The union representing safety and maintenance workers at Canadian Pacific Railway said its members from across the country could be off the job by the weekend if negotiations on a new contract fail.
Earlier this week, the union representing locomotive engineers and other workers served CP with same midnight Saturday deadline.
The 1,800 safety and maintenance workers are represented by Unifor while the 3,300 locomotive engineers conductors, trainmen and yardmen from across Canada are represented by the Teamsters Canada Rail conference union.
The labour strife could hamper freight service across the country, but negotiations are ongoing in Montreal with the help of federal mediators.
Leitch said in an email that it would be "inappropriate" to speculate on what, if any government action could be taken while negotiations were still ongoing.
In 2012, the federal government passed legislation to force an end to a nine-day strike by some 4,800 striking members of the Teamsters union and CP Rail employees.
The government said at the time that a prolonged strike would cost the Canadian economy $540 million a week.
Leitch said Thursday that a negotiated settlement is the best-case scenario.
"We believe that the best solution is the one that parties reach themselves ... We strongly encourage both sides to work together and reach an agreement that will ensure the continuation of rail services," she said.
Unifor's national rail director Brian Stevens said the two sides remain far apart on the issues, which include working conditions, representation, health and safety.
"Anything is entirely possible. Our intention here is to bargain a negotiated settlement," Stevens said.
"We have a long way to go, and there's a short time to get there."

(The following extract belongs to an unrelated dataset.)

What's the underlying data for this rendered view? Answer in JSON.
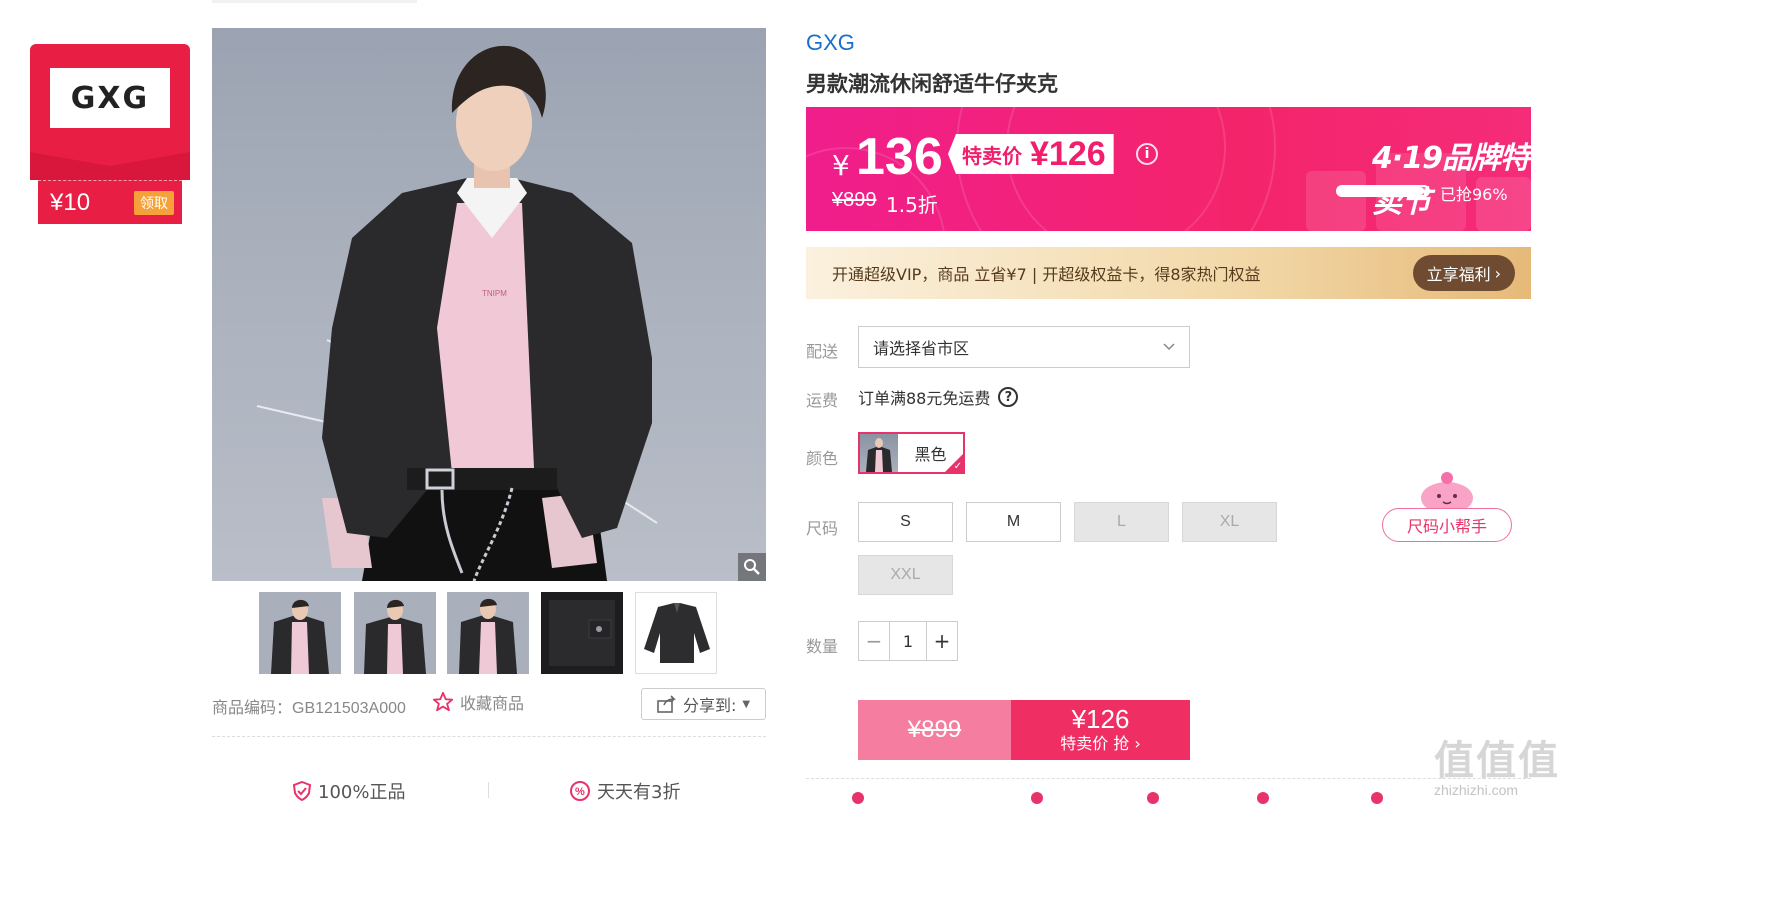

In the event of a strike, Canadian Pacific (TSX:CP) said this week it would "implement its extensive contingency plan by deploying qualified management employees to maintain a reduced freight service on its Canadian network."
Jeremy Berry, a spokesman for CP, said all sides remained at the table and they were working hard to reach an agreement.
The Unifor workers perform safety inspections on all rail cars and locomotives, as well as maintenance and repairs on trains.
Stevens said that in his opinion, a strike would have an immediate impact on locomotive availability and the overall safety and maintenance of the fleet.
"The locomotive fleet will be impacted because the bulk of our employees at CP rail are tradespersons," he said. "There are safety standards to both the locomotive fleet and the rail cars, and our members are the professionals who are trained and qualified safety and maintenance professionals."
A spokesman for the Teamsters suggested this week any disruption of rail service would have a widespread effect on industries that rely on trains, and that CP managers and other staff would be hard-pressed to operate trains and maintain service.
There are also separate negotiations taking place between the two unions and Canadian National Railway (TSX:CNR), but neither union in the CN talks has taken a strike vote.
The Teamsters said commuter rail service in the Montreal area could be affected by a strike as those trains are operated by CP employees.
But a spokeswoman for the local transit authority said it could seek an injunction in court to keep those trains running.